Citing ‘serious concerns,’ judge drops drug test results from state custody case
AMERICAN FORK, Utah — A Utah judge has ruled disputed drug tests cannot be considered in a family court case, potentially impacting other cases involving similar results.
Fourth District Juvenile Court Judge Douglas Nielsen announced his decision during a remote hearing in the case Monday evening, citing “serious concerns” about the reliability of certain saliva-based drug test results.
The KSL Investigators first reported on doubt surrounding Kalie Jones’s test results. Jones and her husband, Nick Hulse, are involved in a case within Utah’s child welfare system. Their children have been living in foster care for months, as the two work on overcoming their addiction.
Jones insists she hasn’t used drugs, but her court-ordered tests kept coming back positive for methamphetamine. In an effort to prove her innocence, Jones sought out backup urine tests from another provider on days she was ordered to test with Averhealth, the company Utah’s Division of Child and Family Services (DCFS) contracts with for drug testing.

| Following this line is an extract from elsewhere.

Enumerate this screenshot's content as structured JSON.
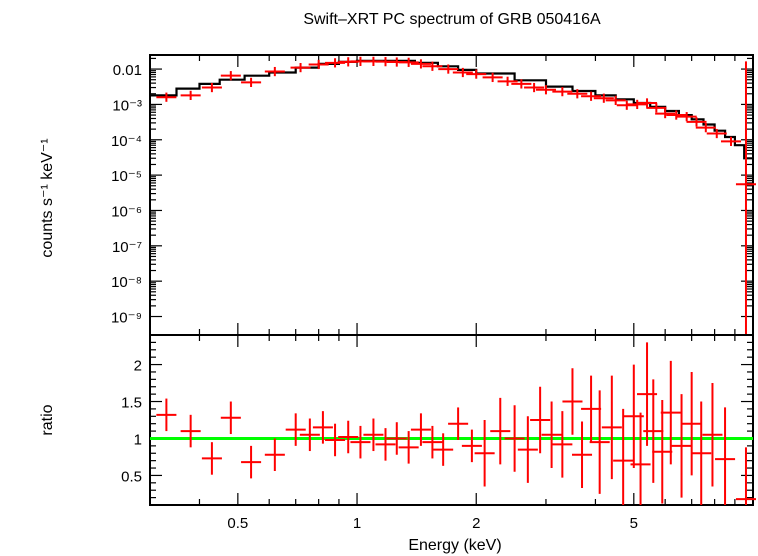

“I knew nobody would believe us because we’re drug addicts,” she told KSL.
Despite Jones’ claims and multiple negative urine tests, DCFS relied on positive oral fluid tests to delay a planned trial home placement just before the school year.
Doubt over the accuracy of court-ordered drug tests could have widespread implications for Utahns
In an expedited evidentiary hearing last month, the court heard testimony from drug testing experts regarding several positive saliva test results in question.
“The court has serious concerns about the reliability of oral fluid testing as it pertains to amphetamine, ecstasy and methamphetamine testing,” Nielsen said during Monday’s hearing.
Nielsen said he found the collection and lab processes to be legally and scientifically sound, but cited expert testimony that saliva is at risk for contamination in a way that urine is not – because the mouth can be contaminated by substances in the environment.
He chose to overlook the positive results of mouth swabs in the case due to uncertainty surrounding how the substance might have been introduced to the sample, but said he also had serious concerns about the backup urine tests Jones provided to the court. He noted that while testimony revealed a staff member was in the room with Jones while she provided the sample, he did not hear testimony assuring that the collection of the sample was observed.
KSL’s investigation found Jones shouldn’t have even had to take the mouth swab tests. Averhealth’s contract with the state prohibits the use of oral fluid tests “as a substitute of a urinalysis when a same-sex collector is unavailable,” but Jones said Averhealth has violated that part of the contract on multiple occasions. When a female employee is not available to watch her provide a urine sample, she has been forced to do a saliva test instead.
“In the court’s eyes, the availability of staff to observe urinalysis tests is critical to a parent’s ability to prove his or her sobriety in the pursuit of the goal of reunification,” Nielsen said.
Jones and Hulse, while relieved to learn the positive saliva test results will not be used against them, say they cannot reclaim time already lost with their children because of those tests.
“It is impactful if there are other people who are aware of it,” Jones said of Monday’s ruling, “because if [the judge] says that those mouth swabs are invalid, let’s say that there were 10 other people that had mouth swabs that day, wouldn’t theirs then be invalid as well?”
It’s too soon to know how or if this may impact other custody cases before the state. The judge’s decision was narrow and specific to meth-positive saliva tests.
When reached for comment, a DCFS spokesperson said DCFS officials will respond once they’ve had a chance to review the judge’s written ruling.